海外での生活において、医療保険の確保は最も重要な準備事項の一つです。日本の国民健康保険のような手厚い医療保障制度がない国も多く、適切な保険選びが将来の安心につながります。本記事では、主要な移住先国における医療保険制度と、日本人移住者が知っておくべき医療保障についてご説明します。
各国の公的医療保険制度を理解する
イギリスではNHS(National Health Service)という国民保健サービスが整備されており、合法的な居住者であれば無料で基本的な医療サービスを受けることができます。カナダでは州ごとに医療保険制度が運営されており、例えばオンタリオ州ではOHIP(Ontario Health Insurance Plan)への加入が必須となります。オーストラリアではMedicare制度があり、永住者は加入することで公立病院での診療が無料となります。アメリカは公的医療保険制度が限定的で、基本的に民間の医療保険への加入が必要となります。このように、国によって医療保険制度は大きく異なります。
日本の健康保険の海外での扱い
日本の国民健康保険は、海外在住が決まった時点で原則として脱退する必要があります。ただし、海外赴任や留学など、最長2年までの一時的な海外渡航の場合は、「日本国内に住所を有さない場合の特例」を申請することで継続が可能です。この場合、海外で受けた診療の費用を後から払い戻してもらえる制度(海外療養費制度)を利用できます。ただし、払い戻される金額は日本の診療報酬点数表に基づいて計算されるため、実際の支払額とは差が生じる可能性があります。
海外での民間医療保険の選び方
海外の民間医療保険を選ぶ際は、補償内容、保険料、年齢制限、持病の有無による制約などを総合的に検討する必要があります。特に注目すべき点として、入院費用の上限額、外来診療の補償範囲、緊急搬送の対応、歯科治療の補償有無などが挙げられます。
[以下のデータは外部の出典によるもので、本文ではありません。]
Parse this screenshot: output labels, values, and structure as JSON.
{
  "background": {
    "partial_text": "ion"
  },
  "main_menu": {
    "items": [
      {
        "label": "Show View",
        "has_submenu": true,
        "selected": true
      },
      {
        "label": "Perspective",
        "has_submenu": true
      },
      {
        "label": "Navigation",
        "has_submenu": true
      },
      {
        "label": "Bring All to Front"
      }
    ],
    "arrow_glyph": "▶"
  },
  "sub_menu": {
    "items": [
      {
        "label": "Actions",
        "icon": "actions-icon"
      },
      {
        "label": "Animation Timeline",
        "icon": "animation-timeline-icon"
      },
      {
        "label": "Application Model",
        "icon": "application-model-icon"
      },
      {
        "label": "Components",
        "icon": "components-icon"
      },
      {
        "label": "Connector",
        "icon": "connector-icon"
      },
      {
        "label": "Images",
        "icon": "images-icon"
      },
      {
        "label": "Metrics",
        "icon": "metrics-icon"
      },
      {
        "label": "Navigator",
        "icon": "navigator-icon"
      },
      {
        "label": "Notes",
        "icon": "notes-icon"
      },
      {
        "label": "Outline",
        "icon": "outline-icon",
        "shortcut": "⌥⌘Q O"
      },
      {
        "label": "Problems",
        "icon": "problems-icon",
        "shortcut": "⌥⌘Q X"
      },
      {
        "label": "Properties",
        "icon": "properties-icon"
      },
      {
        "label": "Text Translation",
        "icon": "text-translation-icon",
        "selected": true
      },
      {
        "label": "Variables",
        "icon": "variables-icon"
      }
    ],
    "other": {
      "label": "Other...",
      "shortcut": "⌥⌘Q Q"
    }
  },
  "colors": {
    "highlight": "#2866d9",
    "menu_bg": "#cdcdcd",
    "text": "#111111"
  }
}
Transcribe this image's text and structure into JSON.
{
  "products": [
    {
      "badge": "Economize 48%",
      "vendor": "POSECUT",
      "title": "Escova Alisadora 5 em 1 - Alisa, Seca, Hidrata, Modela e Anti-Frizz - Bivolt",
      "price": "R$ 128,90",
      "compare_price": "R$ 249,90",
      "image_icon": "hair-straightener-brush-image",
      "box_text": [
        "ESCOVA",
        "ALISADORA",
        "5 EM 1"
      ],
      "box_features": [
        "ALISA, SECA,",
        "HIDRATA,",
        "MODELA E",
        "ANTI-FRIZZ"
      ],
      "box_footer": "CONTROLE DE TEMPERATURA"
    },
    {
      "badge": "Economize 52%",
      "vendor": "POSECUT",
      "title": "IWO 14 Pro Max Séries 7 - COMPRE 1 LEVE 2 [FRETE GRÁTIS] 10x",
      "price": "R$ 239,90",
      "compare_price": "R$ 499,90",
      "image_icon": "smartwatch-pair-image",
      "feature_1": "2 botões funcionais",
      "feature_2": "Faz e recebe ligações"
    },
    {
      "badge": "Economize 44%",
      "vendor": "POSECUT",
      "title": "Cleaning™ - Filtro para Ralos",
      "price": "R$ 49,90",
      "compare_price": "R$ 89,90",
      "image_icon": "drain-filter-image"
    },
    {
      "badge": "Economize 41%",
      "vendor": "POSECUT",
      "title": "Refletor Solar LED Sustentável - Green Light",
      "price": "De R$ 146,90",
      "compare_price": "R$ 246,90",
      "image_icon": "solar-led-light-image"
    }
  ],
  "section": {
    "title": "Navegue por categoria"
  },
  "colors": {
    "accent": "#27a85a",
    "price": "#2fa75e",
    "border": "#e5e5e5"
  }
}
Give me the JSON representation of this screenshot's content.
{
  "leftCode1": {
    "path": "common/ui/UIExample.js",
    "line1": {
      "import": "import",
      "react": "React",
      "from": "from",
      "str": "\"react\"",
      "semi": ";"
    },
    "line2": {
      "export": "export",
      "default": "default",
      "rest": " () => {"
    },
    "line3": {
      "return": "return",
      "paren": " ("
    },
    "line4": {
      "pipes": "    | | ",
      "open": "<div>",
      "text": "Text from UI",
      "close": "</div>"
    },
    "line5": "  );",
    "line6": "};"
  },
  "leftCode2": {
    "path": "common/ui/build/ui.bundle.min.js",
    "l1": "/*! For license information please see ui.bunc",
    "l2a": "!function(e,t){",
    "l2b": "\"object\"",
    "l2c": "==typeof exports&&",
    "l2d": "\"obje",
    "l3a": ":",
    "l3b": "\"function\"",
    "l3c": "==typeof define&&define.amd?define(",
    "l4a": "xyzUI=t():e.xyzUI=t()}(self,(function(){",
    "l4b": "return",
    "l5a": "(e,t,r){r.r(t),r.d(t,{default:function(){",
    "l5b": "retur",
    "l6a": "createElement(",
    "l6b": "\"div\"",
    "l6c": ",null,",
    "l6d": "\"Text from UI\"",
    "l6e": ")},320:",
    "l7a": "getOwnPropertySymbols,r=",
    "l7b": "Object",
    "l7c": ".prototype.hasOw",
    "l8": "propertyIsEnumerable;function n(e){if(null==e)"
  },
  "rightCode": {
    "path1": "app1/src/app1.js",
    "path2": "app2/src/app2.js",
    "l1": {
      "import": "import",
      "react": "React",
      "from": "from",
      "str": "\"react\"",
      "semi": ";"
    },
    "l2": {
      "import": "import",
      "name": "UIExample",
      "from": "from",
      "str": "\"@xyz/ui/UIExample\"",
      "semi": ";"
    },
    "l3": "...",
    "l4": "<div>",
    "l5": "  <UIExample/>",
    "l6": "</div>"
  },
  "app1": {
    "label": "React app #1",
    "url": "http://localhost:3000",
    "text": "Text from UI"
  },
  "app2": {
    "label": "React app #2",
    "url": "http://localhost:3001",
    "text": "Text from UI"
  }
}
アメリカの場合、HMO(Health Maintenance Organization)やPPO(Preferred Provider Organization)など、保険の種類によって利用できる医療機関が制限される場合があるため、居住予定地域の医療機関ネットワークも確認が必要です。また、多くの国では雇用主を通じて医療保険に加入するケースが一般的ですが、自営業や退職後の場合は個人で加入する必要があります。
渡航前の準備と現地での医療機関の利用
海外移住に向けた医療面での準備として、まずは現地の医療制度について十分な情報収集を行いましょう。持病がある場合は、英文の診断書や処方箋を用意し、現地で同等の治療が受けられるか確認が必要です。また、日本語対応可能な医療機関のリストを事前に入手しておくと安心です。保険加入後は、緊急時の連絡先や保険証券番号を常に携帯し、家族とも共有しておくことをお勧めします。医療費の支払い方法は国や医療機関によって異なりますが、多くの場合、まず全額を支払い、後から保険会社に請求する形となります。スムーズな医療サービスの利用のため、ある程度の預金残高を維持しておくことも重要です。